ECLI:NL:RBDHA:2025:356
Rechtbank Den Haag
- Vereenvoudigde behandeling
- Rechtspraak.nl
Beroep tegen bestreden besluit van de minister van Asiel en Migratie niet-ontvankelijk verklaard
Op 14 januari 2025 heeft de Rechtbank Den Haag uitspraak gedaan in de zaak tussen eiser, vertegenwoordigd door gemachtigde R. D. Banet, en de minister van Asiel en Migratie. Eiser had beroep ingesteld tegen een besluit van de minister van 25 september 2024. De rechtbank heeft vastgesteld dat het beroep kennelijk niet-ontvankelijk is, omdat eiser de gronden van het beroep niet heeft vermeld en dit verzuim niet tijdig heeft hersteld. Volgens artikel 8:54 van de Algemene wet bestuursrecht (Awb) kan de rechtbank zonder zitting uitspraak doen in dergelijke gevallen.

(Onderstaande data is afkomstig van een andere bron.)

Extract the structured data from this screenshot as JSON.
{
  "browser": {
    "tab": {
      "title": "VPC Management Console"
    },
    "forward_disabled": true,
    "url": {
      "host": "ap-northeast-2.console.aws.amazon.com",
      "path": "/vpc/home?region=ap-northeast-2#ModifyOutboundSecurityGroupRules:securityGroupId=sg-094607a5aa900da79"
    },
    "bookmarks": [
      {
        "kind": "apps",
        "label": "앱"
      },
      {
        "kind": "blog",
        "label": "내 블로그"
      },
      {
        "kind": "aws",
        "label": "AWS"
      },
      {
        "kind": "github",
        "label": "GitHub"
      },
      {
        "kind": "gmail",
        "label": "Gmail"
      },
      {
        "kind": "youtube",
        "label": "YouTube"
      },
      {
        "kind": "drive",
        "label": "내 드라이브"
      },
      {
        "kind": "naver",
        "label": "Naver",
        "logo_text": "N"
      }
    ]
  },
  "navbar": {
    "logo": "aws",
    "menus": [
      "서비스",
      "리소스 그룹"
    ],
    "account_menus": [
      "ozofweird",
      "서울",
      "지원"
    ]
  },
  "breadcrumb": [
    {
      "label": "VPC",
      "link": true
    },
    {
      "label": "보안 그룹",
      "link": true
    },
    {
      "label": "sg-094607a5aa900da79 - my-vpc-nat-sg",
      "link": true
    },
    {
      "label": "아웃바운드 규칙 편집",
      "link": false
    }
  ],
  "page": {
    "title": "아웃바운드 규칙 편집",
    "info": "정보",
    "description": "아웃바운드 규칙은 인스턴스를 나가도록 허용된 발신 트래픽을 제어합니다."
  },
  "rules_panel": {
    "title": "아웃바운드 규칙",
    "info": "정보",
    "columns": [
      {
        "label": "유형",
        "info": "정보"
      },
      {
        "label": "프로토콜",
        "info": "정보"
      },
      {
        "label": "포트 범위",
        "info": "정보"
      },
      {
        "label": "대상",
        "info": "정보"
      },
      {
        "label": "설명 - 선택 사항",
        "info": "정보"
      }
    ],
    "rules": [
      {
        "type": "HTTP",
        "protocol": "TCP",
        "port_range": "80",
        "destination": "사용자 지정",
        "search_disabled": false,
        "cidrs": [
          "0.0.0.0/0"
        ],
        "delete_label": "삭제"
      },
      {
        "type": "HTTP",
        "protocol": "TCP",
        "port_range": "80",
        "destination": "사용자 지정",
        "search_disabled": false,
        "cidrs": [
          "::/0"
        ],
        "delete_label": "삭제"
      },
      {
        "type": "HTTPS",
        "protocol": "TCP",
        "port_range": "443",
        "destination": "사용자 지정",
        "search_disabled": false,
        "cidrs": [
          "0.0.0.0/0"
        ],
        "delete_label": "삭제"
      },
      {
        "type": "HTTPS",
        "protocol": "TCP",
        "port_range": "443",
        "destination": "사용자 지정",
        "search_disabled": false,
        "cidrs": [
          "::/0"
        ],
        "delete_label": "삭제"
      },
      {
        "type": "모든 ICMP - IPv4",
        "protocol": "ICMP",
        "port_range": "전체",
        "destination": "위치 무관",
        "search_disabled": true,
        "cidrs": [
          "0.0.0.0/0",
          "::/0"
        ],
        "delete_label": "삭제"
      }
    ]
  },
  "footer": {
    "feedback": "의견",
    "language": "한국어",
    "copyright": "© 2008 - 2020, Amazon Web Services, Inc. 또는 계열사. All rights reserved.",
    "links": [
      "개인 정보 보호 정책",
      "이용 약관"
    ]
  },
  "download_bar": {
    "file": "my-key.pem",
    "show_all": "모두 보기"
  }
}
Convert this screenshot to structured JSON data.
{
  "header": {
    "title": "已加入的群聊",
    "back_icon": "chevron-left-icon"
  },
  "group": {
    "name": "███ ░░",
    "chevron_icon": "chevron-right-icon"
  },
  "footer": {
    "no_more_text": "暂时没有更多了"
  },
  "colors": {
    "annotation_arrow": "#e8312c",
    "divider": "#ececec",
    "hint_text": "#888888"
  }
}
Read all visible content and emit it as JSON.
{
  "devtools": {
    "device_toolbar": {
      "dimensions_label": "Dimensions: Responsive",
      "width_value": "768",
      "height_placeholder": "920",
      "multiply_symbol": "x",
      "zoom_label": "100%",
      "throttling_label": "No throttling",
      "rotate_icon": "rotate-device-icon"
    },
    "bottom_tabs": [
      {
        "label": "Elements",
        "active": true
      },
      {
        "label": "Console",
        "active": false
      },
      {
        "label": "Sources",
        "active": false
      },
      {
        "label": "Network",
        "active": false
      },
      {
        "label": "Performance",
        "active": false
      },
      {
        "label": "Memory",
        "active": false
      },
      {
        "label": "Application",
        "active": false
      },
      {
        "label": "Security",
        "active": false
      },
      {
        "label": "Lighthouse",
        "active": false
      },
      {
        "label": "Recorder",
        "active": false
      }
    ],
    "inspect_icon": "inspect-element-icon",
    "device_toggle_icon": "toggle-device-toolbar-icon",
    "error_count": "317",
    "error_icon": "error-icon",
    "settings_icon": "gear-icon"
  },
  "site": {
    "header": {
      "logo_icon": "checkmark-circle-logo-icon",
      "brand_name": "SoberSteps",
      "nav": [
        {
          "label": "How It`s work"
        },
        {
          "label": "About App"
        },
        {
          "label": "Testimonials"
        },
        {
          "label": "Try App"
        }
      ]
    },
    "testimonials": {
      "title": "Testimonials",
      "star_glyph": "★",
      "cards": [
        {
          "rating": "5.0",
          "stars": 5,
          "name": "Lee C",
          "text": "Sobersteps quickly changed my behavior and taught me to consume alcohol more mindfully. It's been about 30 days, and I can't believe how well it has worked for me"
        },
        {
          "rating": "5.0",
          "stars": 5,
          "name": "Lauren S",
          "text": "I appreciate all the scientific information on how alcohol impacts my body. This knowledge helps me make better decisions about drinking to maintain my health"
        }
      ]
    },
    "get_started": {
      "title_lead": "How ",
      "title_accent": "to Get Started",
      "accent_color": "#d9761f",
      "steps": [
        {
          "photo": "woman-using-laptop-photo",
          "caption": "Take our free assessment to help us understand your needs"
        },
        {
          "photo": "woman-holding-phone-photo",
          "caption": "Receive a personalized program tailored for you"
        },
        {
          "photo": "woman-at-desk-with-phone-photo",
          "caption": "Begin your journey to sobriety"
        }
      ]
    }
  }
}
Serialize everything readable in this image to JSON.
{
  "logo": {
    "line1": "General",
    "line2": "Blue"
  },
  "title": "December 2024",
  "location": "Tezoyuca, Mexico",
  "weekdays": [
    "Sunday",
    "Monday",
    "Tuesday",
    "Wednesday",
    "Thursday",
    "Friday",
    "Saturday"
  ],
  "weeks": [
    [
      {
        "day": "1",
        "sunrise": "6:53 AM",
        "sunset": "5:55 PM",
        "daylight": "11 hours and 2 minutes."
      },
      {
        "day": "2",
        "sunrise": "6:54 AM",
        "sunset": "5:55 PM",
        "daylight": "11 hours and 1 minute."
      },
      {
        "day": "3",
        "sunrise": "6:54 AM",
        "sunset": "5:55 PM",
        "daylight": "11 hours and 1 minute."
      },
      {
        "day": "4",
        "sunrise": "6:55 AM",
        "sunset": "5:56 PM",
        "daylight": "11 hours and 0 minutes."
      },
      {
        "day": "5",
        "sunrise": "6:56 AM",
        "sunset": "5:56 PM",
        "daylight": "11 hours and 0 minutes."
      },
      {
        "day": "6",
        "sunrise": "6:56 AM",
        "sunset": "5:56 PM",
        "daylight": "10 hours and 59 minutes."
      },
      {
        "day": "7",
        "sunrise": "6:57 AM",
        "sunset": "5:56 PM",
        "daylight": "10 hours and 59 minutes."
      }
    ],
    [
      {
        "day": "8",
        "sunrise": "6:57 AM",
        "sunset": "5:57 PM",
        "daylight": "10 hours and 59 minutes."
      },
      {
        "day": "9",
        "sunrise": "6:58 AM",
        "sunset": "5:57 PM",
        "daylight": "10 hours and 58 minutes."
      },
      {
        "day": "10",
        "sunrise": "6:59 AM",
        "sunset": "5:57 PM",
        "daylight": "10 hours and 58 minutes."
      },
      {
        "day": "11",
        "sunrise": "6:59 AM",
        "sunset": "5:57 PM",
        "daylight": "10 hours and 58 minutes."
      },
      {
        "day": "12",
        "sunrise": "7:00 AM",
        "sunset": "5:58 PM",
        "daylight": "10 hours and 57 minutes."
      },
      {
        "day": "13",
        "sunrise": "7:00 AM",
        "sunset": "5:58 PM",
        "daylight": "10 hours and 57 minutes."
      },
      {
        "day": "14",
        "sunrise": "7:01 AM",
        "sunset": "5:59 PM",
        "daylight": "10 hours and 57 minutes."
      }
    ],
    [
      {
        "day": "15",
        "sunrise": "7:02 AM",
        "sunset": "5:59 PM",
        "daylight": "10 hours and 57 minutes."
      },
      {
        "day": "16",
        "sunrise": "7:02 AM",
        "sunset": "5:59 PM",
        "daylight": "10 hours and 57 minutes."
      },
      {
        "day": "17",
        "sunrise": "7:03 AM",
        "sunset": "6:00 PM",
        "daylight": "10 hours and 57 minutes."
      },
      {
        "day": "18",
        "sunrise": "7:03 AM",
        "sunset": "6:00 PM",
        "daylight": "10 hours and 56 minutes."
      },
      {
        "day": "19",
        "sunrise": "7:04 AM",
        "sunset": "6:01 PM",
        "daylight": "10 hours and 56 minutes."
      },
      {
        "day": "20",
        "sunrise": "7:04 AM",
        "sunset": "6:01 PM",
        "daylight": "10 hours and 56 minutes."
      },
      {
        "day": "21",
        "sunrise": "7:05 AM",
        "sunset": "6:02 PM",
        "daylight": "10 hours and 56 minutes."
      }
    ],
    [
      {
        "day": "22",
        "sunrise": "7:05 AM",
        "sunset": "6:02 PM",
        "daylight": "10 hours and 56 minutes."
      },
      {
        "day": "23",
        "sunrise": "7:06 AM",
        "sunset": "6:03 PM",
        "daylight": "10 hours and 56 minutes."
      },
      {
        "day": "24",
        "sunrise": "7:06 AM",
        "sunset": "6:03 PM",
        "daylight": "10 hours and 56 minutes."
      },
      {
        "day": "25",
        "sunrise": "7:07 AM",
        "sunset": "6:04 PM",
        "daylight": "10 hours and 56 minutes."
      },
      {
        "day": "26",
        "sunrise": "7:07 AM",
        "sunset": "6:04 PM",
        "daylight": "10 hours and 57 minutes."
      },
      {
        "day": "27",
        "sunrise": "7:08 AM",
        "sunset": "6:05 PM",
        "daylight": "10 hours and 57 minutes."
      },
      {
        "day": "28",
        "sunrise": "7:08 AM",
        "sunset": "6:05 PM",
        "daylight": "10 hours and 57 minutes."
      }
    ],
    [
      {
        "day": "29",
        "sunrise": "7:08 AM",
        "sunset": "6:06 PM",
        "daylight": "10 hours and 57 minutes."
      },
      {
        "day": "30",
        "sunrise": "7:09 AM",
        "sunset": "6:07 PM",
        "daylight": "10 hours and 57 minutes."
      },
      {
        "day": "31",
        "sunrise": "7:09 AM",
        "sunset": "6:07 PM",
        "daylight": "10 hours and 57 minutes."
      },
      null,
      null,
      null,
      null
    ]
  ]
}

De rechtbank heeft eiser in een eerder bericht op 2 oktober 2024 verzocht om binnen vier weken de gronden van het beroep in te dienen. Eiser heeft echter binnen deze termijn geen gronden ingediend. Vervolgens heeft de rechtbank eiser op 29 november 2024 nogmaals de gelegenheid gegeven om de gronden in te dienen, maar ook deze termijn is verstreken zonder dat eiser heeft gereageerd. De rechtbank concludeert dat er geen verontschuldiging voor het verzuim is gegeven, waardoor het beroep niet-ontvankelijk wordt verklaard. Dit betekent dat de rechtbank het beroep niet inhoudelijk beoordeelt en het bestreden besluit in stand blijft. Er is geen aanleiding voor een proceskostenveroordeling.
De uitspraak is openbaar gemaakt en een afschrift is verzonden aan de betrokken partijen. Partijen hebben de mogelijkheid om binnen zes weken na verzending van de uitspraak een verzetschrift in te dienen als zij het niet eens zijn met de uitspraak.